“Nothing,” he said. “If the academy wants to do it, let them do it.”
Jean-Luc Godard was born on December 3, 1930 in Paris, the second of four children in a very wealthy Protestant family. His French-born father Paul Jean was a prominent physician and his mother Odile Monot was the daughter of a leading Swiss banker. Mr. Godard believes that his parents instilled in him a love of literature, and initially wanted to become a novelist.
Paul-Jean Godard, who became a Swiss citizen, opened a clinic in Nyon, Switzerland, where Jean-Luc spent his childhood, visiting his family’s estates on both the French and Swiss sides of Lake Geneva, where he lived for 20 years. remained there until the end of the century. Second World War.

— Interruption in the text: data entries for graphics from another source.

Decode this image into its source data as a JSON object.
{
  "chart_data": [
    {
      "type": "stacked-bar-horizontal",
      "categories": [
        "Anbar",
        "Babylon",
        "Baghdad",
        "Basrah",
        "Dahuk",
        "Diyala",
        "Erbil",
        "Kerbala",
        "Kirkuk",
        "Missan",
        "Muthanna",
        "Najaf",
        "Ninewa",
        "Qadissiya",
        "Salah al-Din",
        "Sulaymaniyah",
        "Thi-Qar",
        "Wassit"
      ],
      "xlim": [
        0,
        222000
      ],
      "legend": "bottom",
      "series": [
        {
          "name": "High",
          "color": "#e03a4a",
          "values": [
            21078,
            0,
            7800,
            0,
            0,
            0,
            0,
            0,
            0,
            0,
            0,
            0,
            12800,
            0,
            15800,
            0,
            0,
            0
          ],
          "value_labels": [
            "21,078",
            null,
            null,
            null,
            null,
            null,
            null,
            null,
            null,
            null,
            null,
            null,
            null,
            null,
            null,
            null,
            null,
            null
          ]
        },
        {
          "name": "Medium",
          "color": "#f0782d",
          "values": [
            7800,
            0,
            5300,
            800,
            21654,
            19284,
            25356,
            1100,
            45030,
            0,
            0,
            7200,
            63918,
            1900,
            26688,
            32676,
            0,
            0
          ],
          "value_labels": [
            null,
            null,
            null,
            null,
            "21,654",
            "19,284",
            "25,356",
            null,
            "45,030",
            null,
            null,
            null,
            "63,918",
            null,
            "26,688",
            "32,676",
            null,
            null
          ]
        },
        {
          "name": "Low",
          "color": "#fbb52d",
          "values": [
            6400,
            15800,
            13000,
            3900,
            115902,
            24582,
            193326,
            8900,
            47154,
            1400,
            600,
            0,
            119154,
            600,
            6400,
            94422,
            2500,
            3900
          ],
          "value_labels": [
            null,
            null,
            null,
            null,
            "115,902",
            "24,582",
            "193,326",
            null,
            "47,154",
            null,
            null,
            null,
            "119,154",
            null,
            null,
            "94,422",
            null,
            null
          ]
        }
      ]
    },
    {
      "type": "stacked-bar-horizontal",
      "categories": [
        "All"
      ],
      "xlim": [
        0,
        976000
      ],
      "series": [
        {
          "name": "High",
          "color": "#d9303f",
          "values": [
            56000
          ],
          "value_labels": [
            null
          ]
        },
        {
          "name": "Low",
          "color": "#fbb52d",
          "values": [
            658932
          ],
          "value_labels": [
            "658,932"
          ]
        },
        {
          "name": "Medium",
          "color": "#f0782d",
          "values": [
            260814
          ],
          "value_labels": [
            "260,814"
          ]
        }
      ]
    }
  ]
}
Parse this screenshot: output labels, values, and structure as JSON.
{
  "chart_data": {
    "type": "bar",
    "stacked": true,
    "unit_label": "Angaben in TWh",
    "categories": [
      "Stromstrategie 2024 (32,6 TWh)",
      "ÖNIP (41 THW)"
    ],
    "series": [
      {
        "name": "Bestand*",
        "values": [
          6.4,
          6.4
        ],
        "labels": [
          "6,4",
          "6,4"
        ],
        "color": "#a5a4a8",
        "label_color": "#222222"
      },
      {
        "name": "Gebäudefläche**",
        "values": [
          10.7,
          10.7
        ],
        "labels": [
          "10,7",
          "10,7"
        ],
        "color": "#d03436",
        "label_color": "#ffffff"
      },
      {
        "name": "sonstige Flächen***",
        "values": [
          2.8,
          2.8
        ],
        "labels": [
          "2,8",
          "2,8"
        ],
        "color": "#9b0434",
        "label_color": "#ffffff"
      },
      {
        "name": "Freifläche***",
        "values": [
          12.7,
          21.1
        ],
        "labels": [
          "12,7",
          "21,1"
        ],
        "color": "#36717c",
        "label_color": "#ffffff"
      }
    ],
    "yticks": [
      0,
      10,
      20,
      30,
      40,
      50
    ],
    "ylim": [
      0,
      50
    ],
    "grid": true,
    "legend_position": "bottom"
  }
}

After the liberation of France, he returned to Paris as a teenager, attended the Lycee-Buffon secondary school, and entered the Sorbonne in 1949 with the intention of studying ethnology. Instead, he immersed himself in film, the Cinematheque, a non-profit film archive and screening room where he spent much of his time at Française. and at the Film Institute of the Latin Quarter.
It was at the Cinematheque that he met the influential film critic and theorist André Bazin and other young film lovers in his circle, including Mr. Truffaut, Mr. Rohmer and Mr. Rivette. He began writing reviews for the magazine La Gazette du Cinema in 1952 under the pseudonym Hans Lucas, and later joined Mr. Truffaut, Mr. Rohmer and Mr. Rivette as contributors to Cahiers du Cinema, founded by Bazin. rice field.